Dr. Bill Welch
Professor and Extension Landscape Specialist
Department of Horticultural Sciences and Texas Agricultural Extension Service
Foreshadowed by modern hybrids, old roses have been overlooked in this century; but now there is a renaissance afoot to restore the older varieties to their rightful place in the garden. These plants are incredible not only for their survival but for their garden virtues. They climb, ramble, trail and form bushes large and small. They bloom steadily for several seasons or bloom overwhelmingly for one. They can be used as the background for a bed, or form its backbone, or be massed for color in the foreground. They will even settle happily into containers for those who have no garden space at all. Their colors tend to be lush and muted rather than hard and bright, enabling them to blend well, not only with each other, but with everything else in a garden setting.
Their historic interest, color fragrance, and form should make old roses as indispensable to today's gardens as they have been for centuries.
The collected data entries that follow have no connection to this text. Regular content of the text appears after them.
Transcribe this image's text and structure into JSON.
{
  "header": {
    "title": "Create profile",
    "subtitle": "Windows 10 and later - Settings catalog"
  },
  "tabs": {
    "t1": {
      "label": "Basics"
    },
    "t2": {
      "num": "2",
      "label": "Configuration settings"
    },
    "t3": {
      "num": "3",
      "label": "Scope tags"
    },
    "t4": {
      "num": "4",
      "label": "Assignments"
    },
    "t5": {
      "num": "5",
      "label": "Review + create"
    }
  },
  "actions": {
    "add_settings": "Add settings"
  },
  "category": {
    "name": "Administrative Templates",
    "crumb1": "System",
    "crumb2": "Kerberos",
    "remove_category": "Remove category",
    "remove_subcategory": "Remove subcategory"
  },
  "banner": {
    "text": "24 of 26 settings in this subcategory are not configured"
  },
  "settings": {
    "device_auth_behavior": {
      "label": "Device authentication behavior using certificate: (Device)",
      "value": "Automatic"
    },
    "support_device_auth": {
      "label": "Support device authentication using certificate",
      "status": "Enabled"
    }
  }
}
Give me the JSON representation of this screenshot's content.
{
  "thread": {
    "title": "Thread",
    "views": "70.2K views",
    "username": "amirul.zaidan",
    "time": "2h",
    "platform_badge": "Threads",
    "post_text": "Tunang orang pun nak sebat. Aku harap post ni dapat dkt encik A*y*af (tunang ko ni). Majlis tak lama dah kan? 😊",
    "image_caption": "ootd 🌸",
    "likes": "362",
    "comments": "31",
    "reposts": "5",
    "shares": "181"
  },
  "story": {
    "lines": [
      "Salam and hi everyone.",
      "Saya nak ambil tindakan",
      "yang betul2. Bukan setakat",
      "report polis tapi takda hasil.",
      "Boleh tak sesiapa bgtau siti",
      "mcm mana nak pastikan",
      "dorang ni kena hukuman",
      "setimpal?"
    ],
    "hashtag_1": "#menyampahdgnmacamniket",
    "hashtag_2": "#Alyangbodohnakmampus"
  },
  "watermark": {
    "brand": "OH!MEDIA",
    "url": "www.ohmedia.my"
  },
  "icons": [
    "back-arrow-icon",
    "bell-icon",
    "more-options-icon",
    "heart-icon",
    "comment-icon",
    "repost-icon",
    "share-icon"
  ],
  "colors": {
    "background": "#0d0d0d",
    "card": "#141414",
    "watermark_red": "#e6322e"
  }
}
Many gardeners will attest, the best thing about old roses is that they provide all these landscape values without becoming a maintenance burden. Unlike modern roses, which grow poorly without many hours of devoted attention, most old roses will give today's busy homeowner an appreciated rest from much of the heavy fertilizing, spraying, and nurturing demanded by their younger cousins. And as specimens found in old cemeteries and abandoned homesites attest, many have survived even without care from human hands.
PREPARING A ROSE BED
Old Garden Roses are hardy even in poor conditions, but they will be at their lovely best if planted in a favorable situation with rich, well drained soil. The best place to locate a rosebed is in an open area that receives at least six hours of direct sun daily (preferably in the morning) and allows good healthy air movement around each bush.
Soil preparation will make a great difference in the health and long term vigor of your roses. Adding a quantity of organic material to be bed before planting will both enrich a sandy soil and break up a heavy soil to allow proper drainage.
PLANTING THE ROSES
To prevent the roses from drying out during planting, soak for about an hour (but not overnight) in a bucket of water. Dig the hole large enough to accommodate the natural spread of the roots. The plants should be set at approximately the same level at which they had been growing or slightly deeper. Prune any roots damaged in shipping, and spread the roots down around a pyramid of soil in the hole.
MULCHING AND WATERING
A several inch thick layer of mulch applied 2 or 3 times a year means fewer weeds, less water stress, less heat stress, richer soil and healthier plants. We use a broken down pine bark on our beds, but pine needles, leaf mulch or any weed free material will do the job.
Your plants will look much better in your garden if they get a deep soaking every 7 to 10 days.
Many dedicated rose lovers have private recipes for rose fertilizers that border on black magic, but we have found that most commercial rose foods and organic fertilizers are fine and give good results.
The important thing about any fertilizer application is that lots of water will be wanted; both to dissolve the fertilizer into a form the rose can use and to clean any residue off the bush.
For those who simply want to keep their roses healthy and vigorous, a feeding in spring and another in early fall should suffice.
For maximum performance, begin feeding about 2 weeks before the last frost date for your area and continue at 4 to 6 week intervals until 6 weeks before the earliest frost date for your area.
Old roses don't require the stringent and careful pruning that is needed by many modern sorts - in fact they can sulk and refuse to bloom if pruned too hard. Just a light touch of sharp pruning shears is all that is needed for them to respond beautifully. A good rule of thumb is to clip back no more than 1/3 of the bush, encouraging full foliage and heavy bloom without destroying the vigor and natural attractive form of the plant.
Everblooming varieties can be lightly trimmed or "tip-pruned" several times a year, as they flower on new growth. Roses that bloom but once are best pruned after they have bloomed.
When pruning bushes, remove any dead canes or twigs, any unbalanced growth and a few inches overall. For climbing roses, only dead or unwanted canes need to be removed.